Fig. 1 shows mass activities and electrochemical surface area (ECSA) of the existing PtCoMn and Improved-PtCoMn catalyst with protective layer before and after the voltage cycling test. In addition, the result of the existing Pt catalyst shows as reference. As a result of this test, ORR activity and ECSA of the existing PtCoMn catalyst decreased gradually in each test. On the other hand, ORR activity and ECSA of the Improved-PtCoMn catalyst was higher than the existing catalyst. These results suggest that protective layer on the PtCoMn catalyst has good effective for improving catalyst stability against the voltage cycling test.

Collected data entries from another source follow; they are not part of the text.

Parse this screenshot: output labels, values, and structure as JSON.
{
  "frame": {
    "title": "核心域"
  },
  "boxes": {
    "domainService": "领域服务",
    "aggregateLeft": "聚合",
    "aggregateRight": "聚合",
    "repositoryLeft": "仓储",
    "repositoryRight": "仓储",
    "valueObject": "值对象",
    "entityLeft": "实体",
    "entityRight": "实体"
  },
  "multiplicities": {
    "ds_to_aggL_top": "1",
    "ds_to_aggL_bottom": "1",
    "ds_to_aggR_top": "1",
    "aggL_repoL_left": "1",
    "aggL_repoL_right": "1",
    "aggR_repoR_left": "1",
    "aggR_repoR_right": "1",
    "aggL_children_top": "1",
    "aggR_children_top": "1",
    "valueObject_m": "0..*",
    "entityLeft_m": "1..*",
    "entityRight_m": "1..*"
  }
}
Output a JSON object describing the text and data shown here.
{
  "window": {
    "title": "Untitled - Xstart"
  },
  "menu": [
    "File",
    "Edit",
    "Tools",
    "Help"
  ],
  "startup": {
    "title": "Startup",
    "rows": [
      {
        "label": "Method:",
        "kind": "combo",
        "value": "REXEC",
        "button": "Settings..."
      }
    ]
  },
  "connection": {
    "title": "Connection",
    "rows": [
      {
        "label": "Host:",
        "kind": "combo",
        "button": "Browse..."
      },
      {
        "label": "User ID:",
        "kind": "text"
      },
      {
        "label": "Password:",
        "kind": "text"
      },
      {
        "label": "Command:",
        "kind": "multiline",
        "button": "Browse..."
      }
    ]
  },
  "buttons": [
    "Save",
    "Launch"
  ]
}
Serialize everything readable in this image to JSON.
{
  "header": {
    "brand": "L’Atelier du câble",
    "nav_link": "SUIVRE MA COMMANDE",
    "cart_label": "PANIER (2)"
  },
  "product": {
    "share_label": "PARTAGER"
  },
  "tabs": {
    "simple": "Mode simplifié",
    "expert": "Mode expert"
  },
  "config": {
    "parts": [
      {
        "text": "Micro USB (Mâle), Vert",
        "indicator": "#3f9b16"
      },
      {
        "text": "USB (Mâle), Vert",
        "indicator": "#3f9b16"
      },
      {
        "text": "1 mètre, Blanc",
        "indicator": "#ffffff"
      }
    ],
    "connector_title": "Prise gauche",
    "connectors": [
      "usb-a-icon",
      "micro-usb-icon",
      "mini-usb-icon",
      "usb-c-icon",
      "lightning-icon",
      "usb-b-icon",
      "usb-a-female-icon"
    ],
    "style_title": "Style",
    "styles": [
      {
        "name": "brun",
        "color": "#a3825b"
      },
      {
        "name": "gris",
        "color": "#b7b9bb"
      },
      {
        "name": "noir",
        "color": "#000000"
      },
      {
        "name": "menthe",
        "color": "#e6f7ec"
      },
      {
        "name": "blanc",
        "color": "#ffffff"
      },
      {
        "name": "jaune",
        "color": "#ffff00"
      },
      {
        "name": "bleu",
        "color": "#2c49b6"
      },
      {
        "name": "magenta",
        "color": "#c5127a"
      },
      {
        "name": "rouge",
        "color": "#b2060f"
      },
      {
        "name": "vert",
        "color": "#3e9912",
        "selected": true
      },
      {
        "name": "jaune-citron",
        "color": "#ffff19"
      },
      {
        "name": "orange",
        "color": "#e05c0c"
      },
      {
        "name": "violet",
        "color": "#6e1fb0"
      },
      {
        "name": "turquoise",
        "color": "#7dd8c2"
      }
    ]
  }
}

To understand the PtCoMn dissolution phenomenon of PtCoMn catalyst, we investigated the MEA before and after the voltage cycling test by TEM. Fig. 2 shows TEM images of cross-section of the MEA before and after the test. In the case of the existing PtCoMn catalyst, a lot of huge metal particles were observed after the test. These results suggest that Pt in the PtCoMn catalyst dissolved and turn to be Pt ions, and they were re-deposited as Pt metal particles during the test　(3). In contrast, in the case of the Improved-PtCoMn catalyst, the huge metal particles were less compare to the existing catalyst. Fig. 3 shows average particle size of the existing PtCoMn catalyst and Improved-PtCoMn catalyst before and after the voltage cycling test. In the case of the existing catalyst, the average particle size was significantly increased. On the other hand, in the case of the Improved-catalyst, the growth of the catalyst particle was suppressed. These results suggest that PtCoMn dissolution was prevented by the protective layer. Therefore, the stability of the catalyst was improved.

1. K. Matsutani, K. Hayakawa, T. Tada, Precious Metal Review, 54(4), 223-232 (2010).

2. M. Ishida, K. Matsutani, ECS Trans., 64(3), 107-112 (2014).

3. M. Ishida, K. Matsutani, ECS Trans., 69(17), 651-656 (2015).